The benchmark forces IMCOMBINERS_PARALLEL_THRESHOLD=1 for every parallel candidate so Rayon is exercised regardless of image size. This avoids a small image silently running the serial path at every thread count. The forced value is a measurement tool, not a production recommendation.

More threads does not always mean faster. Repeated runs can recommend different near-best values because timing varies with operation, dtype, number of images, output shape, CPU allocation, memory bandwidth, and machine load. For example, on an MBP 14” [2024, macOS 26.4.1, M4Pro(8P+4E/G20c/N16c/48G)], RAYON_NUM_THREADS=6 was optimal for n=5 while RAYON_NUM_THREADS=12 was optimal for n=31, and both changed by about two threads after the machine load shifted. The tuner treats median times within --tie-tolerance of the fastest as near-ties and recommends the lower thread count.

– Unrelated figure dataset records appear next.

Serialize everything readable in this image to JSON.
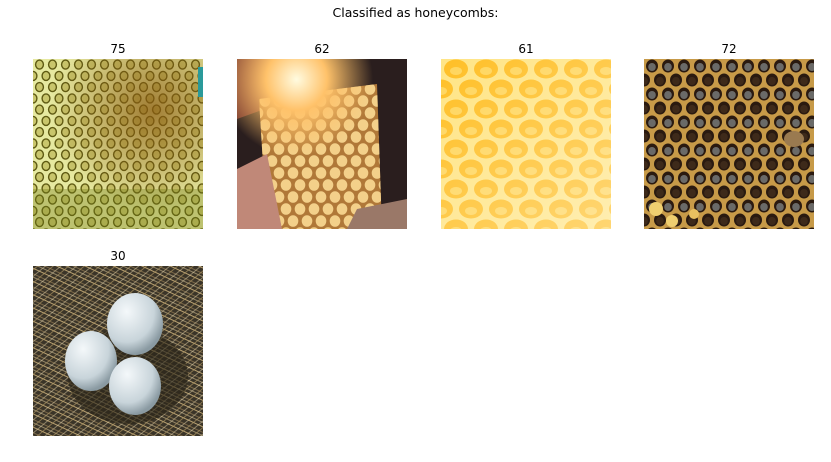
{
  "figure": {
    "title": "Classified as honeycombs:",
    "images": [
      {
        "label": "75",
        "subject": "pale-yellow-honeycomb-cells-icon"
      },
      {
        "label": "62",
        "subject": "backlit-honeycomb-held-in-hand-icon"
      },
      {
        "label": "61",
        "subject": "golden-honey-filled-comb-icon"
      },
      {
        "label": "72",
        "subject": "dark-brood-comb-with-capped-cells-icon"
      },
      {
        "label": "30",
        "subject": "three-white-eggs-in-straw-nest-icon"
      }
    ]
  }
}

For a more stable estimate, increase --repeats and --warmups:

uv run python benchmarks/benchmark_threads.py --repeats 15 --warmups 3

If your pipeline also calls threaded NumPy/BLAS code, consider pinning OPENBLAS_NUM_THREADS, OMP_NUM_THREADS, MKL_NUM_THREADS, and VECLIB_MAXIMUM_THREADS to 1 while benchmarking to avoid measuring nested oversubscription.